The French telecoms tycoon Xavier Niel has acquired a stake worth about £750m in Vodafone bringing his interest in the company to 2.5%. Niel’s investment vehicle Atlas Investissement said that Vodafone was “an attractive investment opportunity” because of the “quality of its assets portfolio and the solid underlying trends in the global telecommunications sector”.


JD Sports agrees £6.4m exit deal with Cowgill

JD Sports has agreed to pay former boss Peter Cowgill £3.5m to prevent him from working for rivals or soliciting its employees. He will receive a further £2m to advise leadership over the next three years. Mr Cowgill will also be paid a £906,000 salary for his year-long notice period, and will be eligible for an annual bonus. Cowgill ran the sports retailer from 2004 until his ousting in May this year.

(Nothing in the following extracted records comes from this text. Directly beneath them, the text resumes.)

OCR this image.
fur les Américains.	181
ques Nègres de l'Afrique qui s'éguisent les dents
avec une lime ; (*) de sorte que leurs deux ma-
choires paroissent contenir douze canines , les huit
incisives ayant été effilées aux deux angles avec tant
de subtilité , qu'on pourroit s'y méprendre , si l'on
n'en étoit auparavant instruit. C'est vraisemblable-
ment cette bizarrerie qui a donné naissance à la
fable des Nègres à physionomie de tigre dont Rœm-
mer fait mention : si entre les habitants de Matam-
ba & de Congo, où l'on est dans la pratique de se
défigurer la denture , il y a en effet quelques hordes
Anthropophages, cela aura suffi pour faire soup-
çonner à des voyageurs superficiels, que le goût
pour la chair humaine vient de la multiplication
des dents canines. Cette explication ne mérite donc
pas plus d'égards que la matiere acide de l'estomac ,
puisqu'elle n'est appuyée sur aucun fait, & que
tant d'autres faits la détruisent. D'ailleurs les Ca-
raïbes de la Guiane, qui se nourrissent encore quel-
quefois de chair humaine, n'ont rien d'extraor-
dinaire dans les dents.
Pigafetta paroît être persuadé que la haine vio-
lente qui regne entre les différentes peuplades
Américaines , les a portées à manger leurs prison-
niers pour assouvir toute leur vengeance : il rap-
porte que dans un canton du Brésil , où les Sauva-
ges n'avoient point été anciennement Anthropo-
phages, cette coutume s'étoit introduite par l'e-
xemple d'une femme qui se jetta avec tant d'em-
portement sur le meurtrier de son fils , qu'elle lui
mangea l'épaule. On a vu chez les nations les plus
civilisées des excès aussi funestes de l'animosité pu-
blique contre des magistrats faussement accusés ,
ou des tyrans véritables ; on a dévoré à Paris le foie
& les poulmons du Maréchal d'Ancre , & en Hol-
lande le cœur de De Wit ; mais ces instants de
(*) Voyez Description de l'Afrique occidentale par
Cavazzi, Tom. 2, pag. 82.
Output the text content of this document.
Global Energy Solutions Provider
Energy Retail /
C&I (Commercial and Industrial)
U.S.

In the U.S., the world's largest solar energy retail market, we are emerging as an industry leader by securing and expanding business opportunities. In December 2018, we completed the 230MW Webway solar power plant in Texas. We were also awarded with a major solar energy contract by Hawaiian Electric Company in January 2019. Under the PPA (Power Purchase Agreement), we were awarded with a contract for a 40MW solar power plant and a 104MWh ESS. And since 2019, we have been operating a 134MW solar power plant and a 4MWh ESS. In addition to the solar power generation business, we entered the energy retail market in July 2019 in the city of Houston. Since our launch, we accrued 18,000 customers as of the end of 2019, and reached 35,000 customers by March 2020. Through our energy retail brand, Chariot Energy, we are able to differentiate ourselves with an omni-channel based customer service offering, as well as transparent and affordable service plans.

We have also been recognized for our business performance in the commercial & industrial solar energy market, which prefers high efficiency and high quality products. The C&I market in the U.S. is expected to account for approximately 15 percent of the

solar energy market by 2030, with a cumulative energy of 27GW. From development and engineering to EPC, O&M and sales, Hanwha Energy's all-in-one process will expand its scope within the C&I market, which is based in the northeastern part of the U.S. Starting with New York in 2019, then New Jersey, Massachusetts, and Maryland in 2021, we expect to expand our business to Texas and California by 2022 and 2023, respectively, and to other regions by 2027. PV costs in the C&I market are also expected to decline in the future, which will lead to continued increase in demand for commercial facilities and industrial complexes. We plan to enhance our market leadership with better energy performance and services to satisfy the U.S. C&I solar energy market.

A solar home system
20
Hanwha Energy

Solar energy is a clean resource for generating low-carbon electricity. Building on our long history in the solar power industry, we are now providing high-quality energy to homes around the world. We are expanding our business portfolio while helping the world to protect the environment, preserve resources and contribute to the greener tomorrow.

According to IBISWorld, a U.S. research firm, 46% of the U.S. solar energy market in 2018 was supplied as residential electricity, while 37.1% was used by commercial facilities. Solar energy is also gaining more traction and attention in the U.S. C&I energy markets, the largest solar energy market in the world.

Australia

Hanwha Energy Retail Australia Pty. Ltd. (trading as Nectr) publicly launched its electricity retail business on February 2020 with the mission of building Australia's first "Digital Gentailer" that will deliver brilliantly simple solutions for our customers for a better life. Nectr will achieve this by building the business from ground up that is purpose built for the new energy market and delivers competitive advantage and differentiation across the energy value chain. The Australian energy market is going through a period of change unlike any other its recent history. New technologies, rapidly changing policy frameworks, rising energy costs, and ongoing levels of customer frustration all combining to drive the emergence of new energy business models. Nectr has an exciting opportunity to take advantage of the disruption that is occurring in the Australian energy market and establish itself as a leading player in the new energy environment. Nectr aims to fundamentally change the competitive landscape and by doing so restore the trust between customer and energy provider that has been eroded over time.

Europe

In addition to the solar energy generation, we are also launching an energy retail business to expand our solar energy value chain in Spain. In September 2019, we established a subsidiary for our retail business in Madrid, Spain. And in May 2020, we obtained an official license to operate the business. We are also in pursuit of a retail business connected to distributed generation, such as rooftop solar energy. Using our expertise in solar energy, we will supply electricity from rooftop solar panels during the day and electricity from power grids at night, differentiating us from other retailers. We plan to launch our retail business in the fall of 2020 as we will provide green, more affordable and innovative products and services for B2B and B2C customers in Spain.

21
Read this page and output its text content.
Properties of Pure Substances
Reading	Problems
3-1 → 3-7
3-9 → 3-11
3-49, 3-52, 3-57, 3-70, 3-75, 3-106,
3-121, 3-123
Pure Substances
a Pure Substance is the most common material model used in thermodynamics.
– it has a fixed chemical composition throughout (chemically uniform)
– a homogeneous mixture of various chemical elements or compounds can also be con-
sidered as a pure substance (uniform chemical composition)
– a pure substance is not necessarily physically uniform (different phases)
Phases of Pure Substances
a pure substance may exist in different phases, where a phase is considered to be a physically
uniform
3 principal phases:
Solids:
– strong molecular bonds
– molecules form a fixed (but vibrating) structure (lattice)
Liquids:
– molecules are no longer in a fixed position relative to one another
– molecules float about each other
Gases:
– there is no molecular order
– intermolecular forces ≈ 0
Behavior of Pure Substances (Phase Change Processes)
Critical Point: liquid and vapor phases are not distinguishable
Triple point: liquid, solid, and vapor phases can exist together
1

IFS: PM's economic plans to add £100bn-a-year to public borrowing

A joint report by the Institute for Fiscal Studies and Citi, the US investment bank, claims that the tax cuts planned by Liz Truss combined with increased borrowing at high interest rates would put Britain’s borrowing on an “unsustainable” path. Even after the Government stops subsidising household energy bills, public debt would still rise as a share of national income, the report added. The analysis comes as new figures show the public sector borrowed £11.8bn in August, higher than City forecasts of £8.8bn and almost twice the amount estimated by the OBR earlier this year. Debt interest payments, linked to higher inflation, were £8.2bn, far higher than the £4.9bn expected, while other public spending also exceeded forecasts. The data sent the pound down 0.3% to a 37-year low of $1.1339. Commenting on the figures, Kwasi Kwarteng, the Chancellor, said: “Our priority is to grow the economy and improve living standards for everyone - with strong economic growth and sustainable public finances going hand in hand. I have pledged to get debt down in the medium term. However, in the face of a major economic shock, it is absolutely right that the government takes action now to help families and businesses, just as we did during the pandemic.”